Manolo Mylonas, un regard intime sur la Seine-Saint-Denis
- Installé depuis 35 ans en Seine-Saint-Denis, Manolo Mylonas arpente le territoire pour en « capturer l'humanité et les liens qui se tissent dans les interstices urbains ».
- En 2022 et 2023, c’est au parc départemental Georges-Valbon que le photographe s’est intéressé.
- L’exposition est à découvrir jusqu’au 30 septembre.
On vous connaît plutôt comme un photographe de l’urbain. Comment vous êtes-vous intéressé au parc Georges-Valbon ?
J’ai commencé en 2022 à la suite d’une demande du service départemental du Patrimoine culturel pour un livre à paraître*. Au départ, je devais photographier les éléments architecturaux remarquables du parc, comme la surprenante réplique d’un théâtre grec antique abandonnée en plein air. Moi qui suis un photographe plutôt du béton, me retrouver dans cet écrin vert était très apaisant. Ma première image a d’ailleurs été les cerisiers japonais en fleurs au printemps, avec deux promeneurs assis devant, comme en méditation. Tous les chemins devraient mener à Georges-Valbon ! J’y suis venu une quarantaine de jours en tout. J’ai aussi réalisé des portraits qui ont été retenus et le projet a été bien au-delà de mes attentes, avec des rencontres inattendues.

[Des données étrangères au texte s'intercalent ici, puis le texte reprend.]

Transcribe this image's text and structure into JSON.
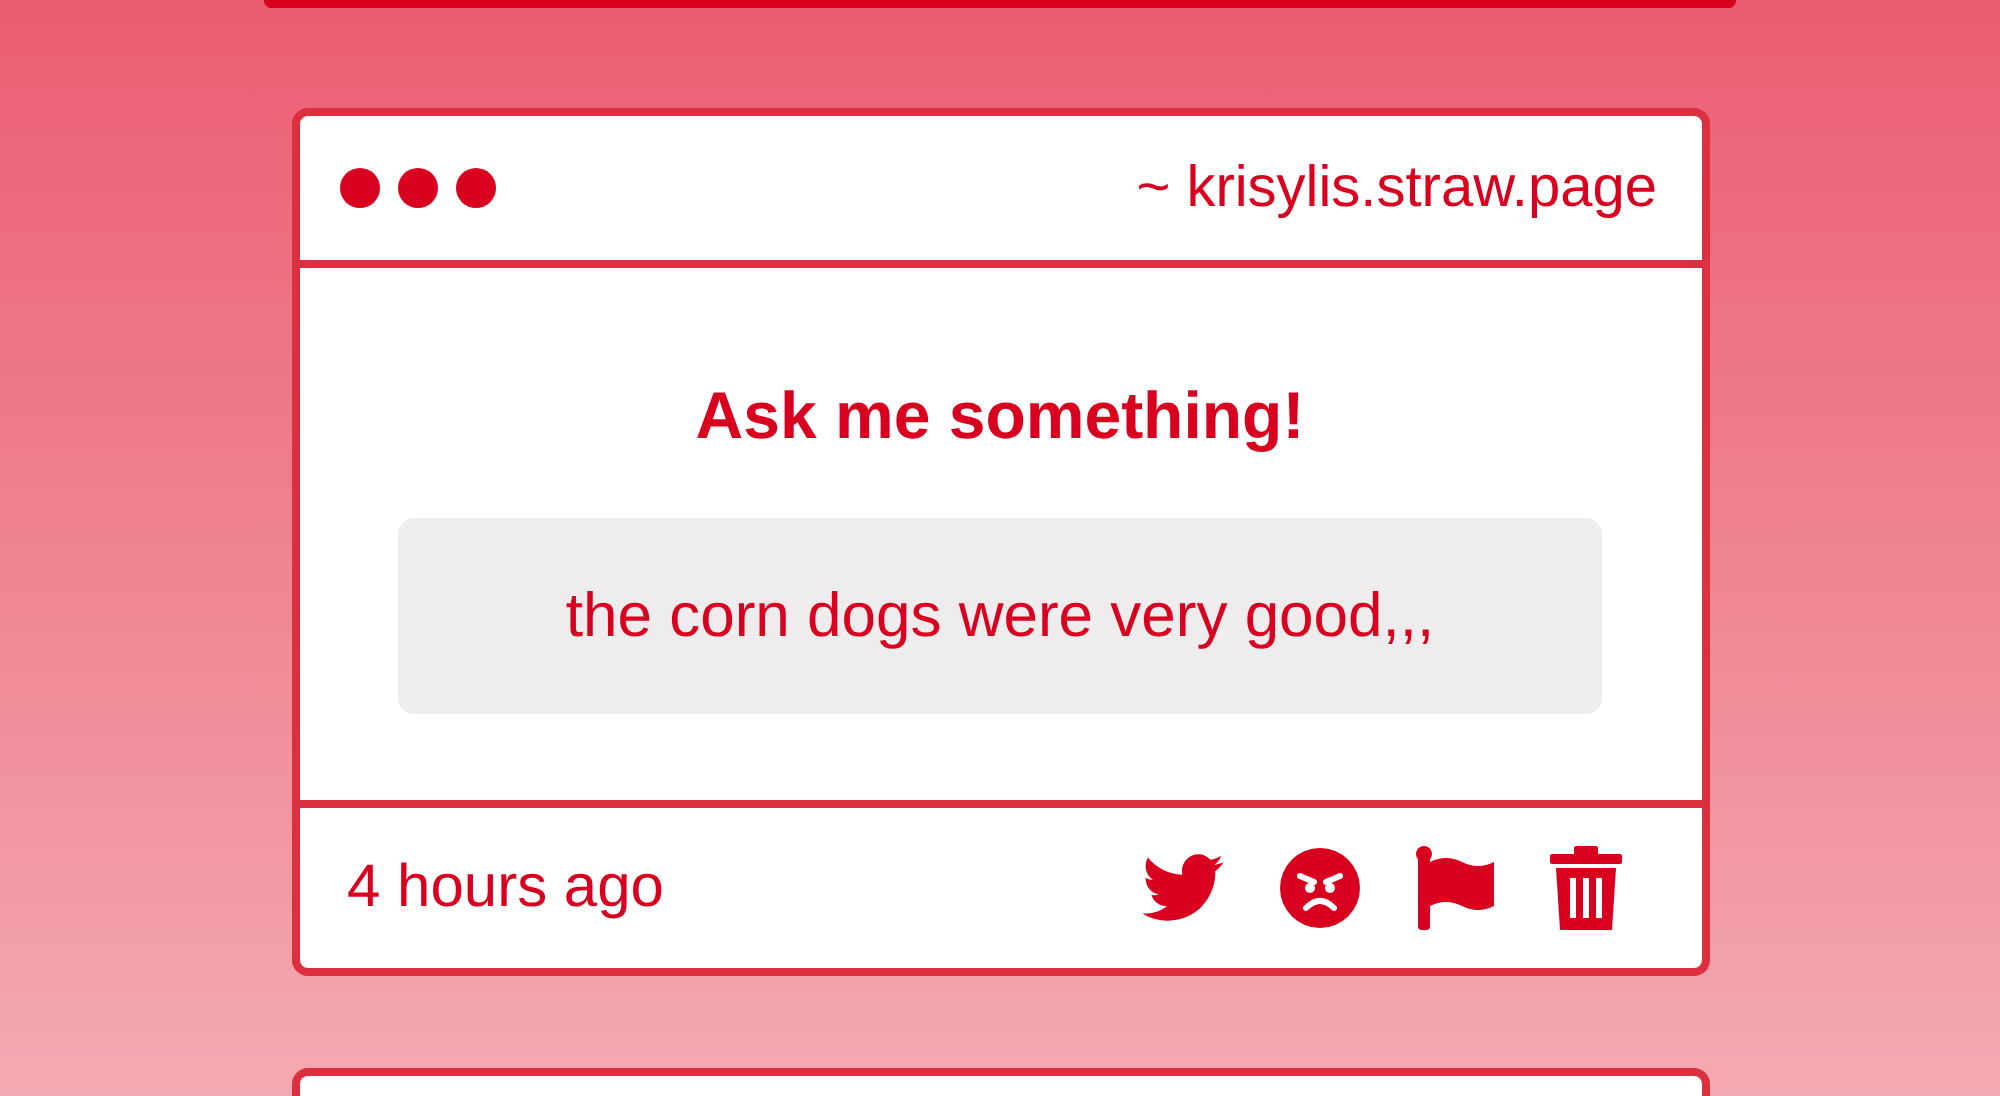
{
  "card": {
    "site": "~ krisylis.straw.page",
    "heading": "Ask me something!",
    "question": "the corn dogs were very good,,,",
    "time": "4 hours ago"
  }
}
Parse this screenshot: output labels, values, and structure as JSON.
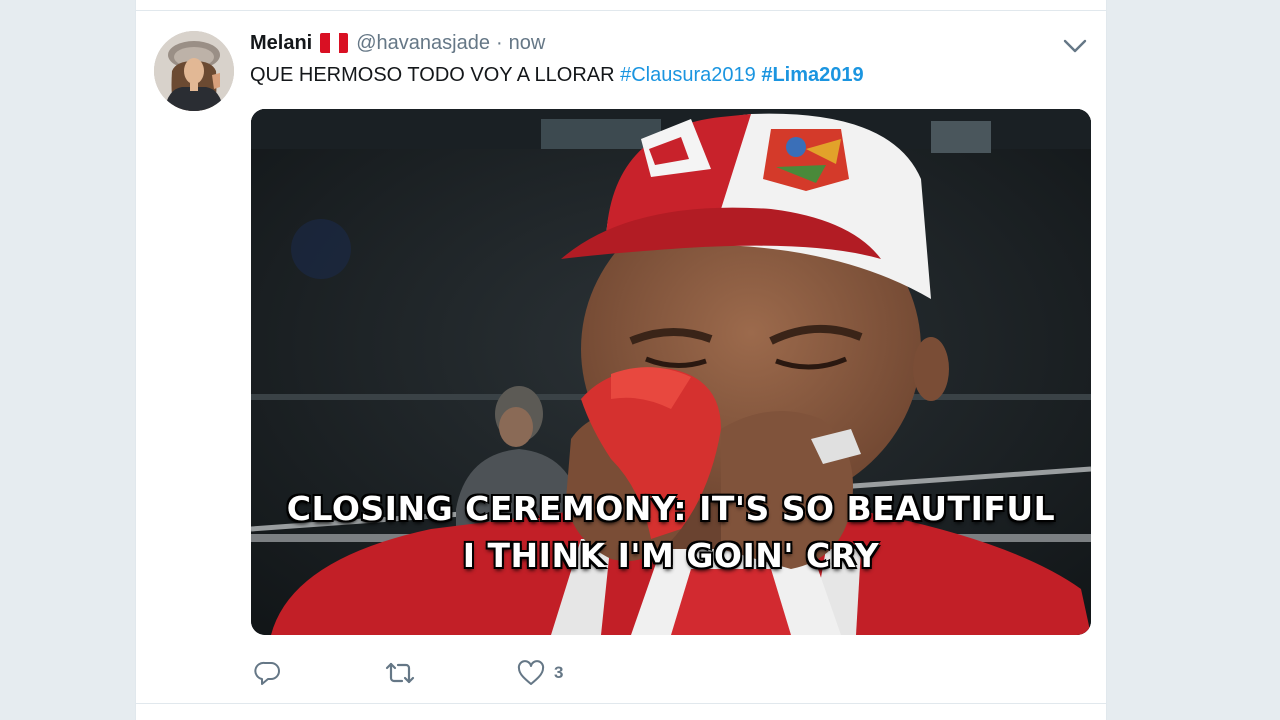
{
  "tweet": {
    "author_name": "Melani",
    "author_flag": "peru-flag",
    "handle": "@havanasjade",
    "separator": "·",
    "timestamp": "now",
    "text_plain": "QUE HERMOSO TODO VOY A LLORAR ",
    "hashtags": [
      {
        "text": "#Clausura2019",
        "bold": false
      },
      {
        "text": "#Lima2019",
        "bold": true
      }
    ],
    "media": {
      "caption_line1": "CLOSING CEREMONY: IT'S SO BEAUTIFUL",
      "caption_line2": "I THINK I'M GOIN' CRY"
    },
    "actions": {
      "reply_icon": "reply-icon",
      "retweet_icon": "retweet-icon",
      "like_icon": "heart-icon",
      "like_count": "3"
    }
  },
  "colors": {
    "page_background": "#e6ecf0",
    "card_background": "#ffffff",
    "text_primary": "#14171a",
    "text_secondary": "#657786",
    "link_blue": "#1b95e0"
  }
}
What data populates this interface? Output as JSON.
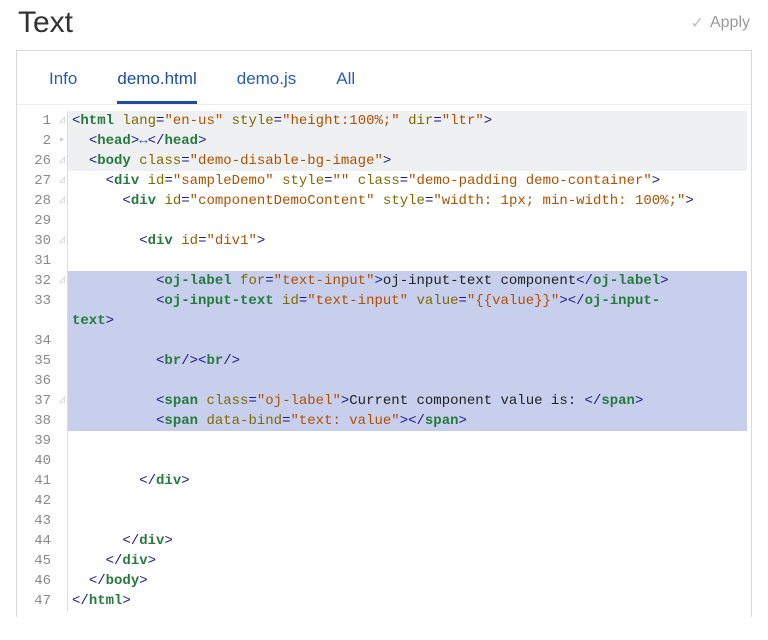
{
  "header": {
    "title": "Text",
    "apply_label": "Apply"
  },
  "tabs": [
    {
      "label": "Info"
    },
    {
      "label": "demo.html"
    },
    {
      "label": "demo.js"
    },
    {
      "label": "All"
    }
  ],
  "active_tab_index": 1,
  "gutter": [
    {
      "num": "1",
      "fold": "◿"
    },
    {
      "num": "2",
      "fold": "▸"
    },
    {
      "num": "26",
      "fold": "◿"
    },
    {
      "num": "27",
      "fold": "◿"
    },
    {
      "num": "28",
      "fold": "◿"
    },
    {
      "num": "29",
      "fold": ""
    },
    {
      "num": "30",
      "fold": "◿"
    },
    {
      "num": "31",
      "fold": ""
    },
    {
      "num": "32",
      "fold": "◿"
    },
    {
      "num": "33",
      "fold": ""
    },
    {
      "num": "",
      "fold": ""
    },
    {
      "num": "34",
      "fold": ""
    },
    {
      "num": "35",
      "fold": ""
    },
    {
      "num": "36",
      "fold": ""
    },
    {
      "num": "37",
      "fold": "◿"
    },
    {
      "num": "38",
      "fold": ""
    },
    {
      "num": "39",
      "fold": ""
    },
    {
      "num": "40",
      "fold": ""
    },
    {
      "num": "41",
      "fold": ""
    },
    {
      "num": "42",
      "fold": ""
    },
    {
      "num": "43",
      "fold": ""
    },
    {
      "num": "44",
      "fold": ""
    },
    {
      "num": "45",
      "fold": ""
    },
    {
      "num": "46",
      "fold": ""
    },
    {
      "num": "47",
      "fold": ""
    }
  ],
  "code_lines": [
    {
      "hl": "fold",
      "html": "<span class='pun'>&lt;</span><span class='tag'>html</span> <span class='attr'>lang</span><span class='pun'>=</span><span class='str'>\"en-us\"</span> <span class='attr'>style</span><span class='pun'>=</span><span class='str'>\"height:100%;\"</span> <span class='attr'>dir</span><span class='pun'>=</span><span class='str'>\"ltr\"</span><span class='pun'>&gt;</span>"
    },
    {
      "hl": "fold",
      "html": "  <span class='pun'>&lt;</span><span class='tag'>head</span><span class='pun'>&gt;</span><span class='collapse-marker'>&#8596;</span><span class='pun'>&lt;/</span><span class='tag'>head</span><span class='pun'>&gt;</span>"
    },
    {
      "hl": "fold",
      "html": "  <span class='pun'>&lt;</span><span class='tag'>body</span> <span class='attr'>class</span><span class='pun'>=</span><span class='str'>\"demo-disable-bg-image\"</span><span class='pun'>&gt;</span>"
    },
    {
      "hl": "",
      "html": "    <span class='pun'>&lt;</span><span class='tag'>div</span> <span class='attr'>id</span><span class='pun'>=</span><span class='str'>\"sampleDemo\"</span> <span class='attr'>style</span><span class='pun'>=</span><span class='str'>\"\"</span> <span class='attr'>class</span><span class='pun'>=</span><span class='str'>\"demo-padding demo-container\"</span><span class='pun'>&gt;</span>"
    },
    {
      "hl": "",
      "html": "      <span class='pun'>&lt;</span><span class='tag'>div</span> <span class='attr'>id</span><span class='pun'>=</span><span class='str'>\"componentDemoContent\"</span> <span class='attr'>style</span><span class='pun'>=</span><span class='str'>\"width: 1px; min-width: 100%;\"</span><span class='pun'>&gt;</span>"
    },
    {
      "hl": "",
      "html": ""
    },
    {
      "hl": "",
      "html": "        <span class='pun'>&lt;</span><span class='tag'>div</span> <span class='attr'>id</span><span class='pun'>=</span><span class='str'>\"div1\"</span><span class='pun'>&gt;</span>"
    },
    {
      "hl": "",
      "html": ""
    },
    {
      "hl": "sel",
      "html": "          <span class='pun'>&lt;</span><span class='tag'>oj-label</span> <span class='attr'>for</span><span class='pun'>=</span><span class='str'>\"text-input\"</span><span class='pun'>&gt;</span><span class='txt'>oj-input-text component</span><span class='pun'>&lt;/</span><span class='tag'>oj-label</span><span class='pun'>&gt;</span>"
    },
    {
      "hl": "sel",
      "html": "          <span class='pun'>&lt;</span><span class='tag'>oj-input-text</span> <span class='attr'>id</span><span class='pun'>=</span><span class='str'>\"text-input\"</span> <span class='attr'>value</span><span class='pun'>=</span><span class='str'>\"{{value}}\"</span><span class='pun'>&gt;&lt;/</span><span class='tag'>oj-input-"
    },
    {
      "hl": "sel",
      "html": "<span class='tag'>text</span><span class='pun'>&gt;</span>"
    },
    {
      "hl": "sel",
      "html": ""
    },
    {
      "hl": "sel",
      "html": "          <span class='pun'>&lt;</span><span class='tag'>br</span><span class='pun'>/&gt;&lt;</span><span class='tag'>br</span><span class='pun'>/&gt;</span>"
    },
    {
      "hl": "sel",
      "html": ""
    },
    {
      "hl": "sel",
      "html": "          <span class='pun'>&lt;</span><span class='tag'>span</span> <span class='attr'>class</span><span class='pun'>=</span><span class='str'>\"oj-label\"</span><span class='pun'>&gt;</span><span class='txt'>Current component value is: </span><span class='pun'>&lt;/</span><span class='tag'>span</span><span class='pun'>&gt;</span>"
    },
    {
      "hl": "sel",
      "html": "          <span class='pun'>&lt;</span><span class='tag'>span</span> <span class='attr'>data-bind</span><span class='pun'>=</span><span class='str'>\"text: value\"</span><span class='pun'>&gt;&lt;/</span><span class='tag'>span</span><span class='pun'>&gt;</span>"
    },
    {
      "hl": "",
      "html": ""
    },
    {
      "hl": "",
      "html": ""
    },
    {
      "hl": "",
      "html": "        <span class='pun'>&lt;/</span><span class='tag'>div</span><span class='pun'>&gt;</span>"
    },
    {
      "hl": "",
      "html": ""
    },
    {
      "hl": "",
      "html": ""
    },
    {
      "hl": "",
      "html": "      <span class='pun'>&lt;/</span><span class='tag'>div</span><span class='pun'>&gt;</span>"
    },
    {
      "hl": "",
      "html": "    <span class='pun'>&lt;/</span><span class='tag'>div</span><span class='pun'>&gt;</span>"
    },
    {
      "hl": "",
      "html": "  <span class='pun'>&lt;/</span><span class='tag'>body</span><span class='pun'>&gt;</span>"
    },
    {
      "hl": "",
      "html": "<span class='pun'>&lt;/</span><span class='tag'>html</span><span class='pun'>&gt;</span>"
    }
  ]
}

Comment se sont faites ces rencontres ?
En prenant le temps de faire mes tours à vélo ou à pied. Dans notre société, les gens sont de plus en plus pressés. Le parc Georges-Valbon marque une pause au milieu du métro boulot dodo. C’est un parc attachant où les habitants des alentours qui ne partent pas en vacances ont pris l’habitude de se retrouver en familles ou entre amis. J’ai reçu de chaleureuses invitations à goûter le thé, des plats antillais, algériens, afghans, turcs, etc. C’est un parc-monde, où on retrouve toute la richesse de la diversité du 93. Le terme est un peu politique mais c’est vraiment ça. On passe du parking où les Antillais se retrouvent à jouer aux dominos toute l’année, qu’il pleuve, qu’il vente ou qu’il neige. On avance vers le lac et on retrouve les Sri Lankais. Puis sur les grandes pelouses, je tombe sur un rassemblement de 1000 personnes pour un nouvel an bangladais annoncé nulle part.
Vos photos nous plongent dans l’intimité de ces moments. Comment les gens réagissaient à votre présence et à l’appareil photo ?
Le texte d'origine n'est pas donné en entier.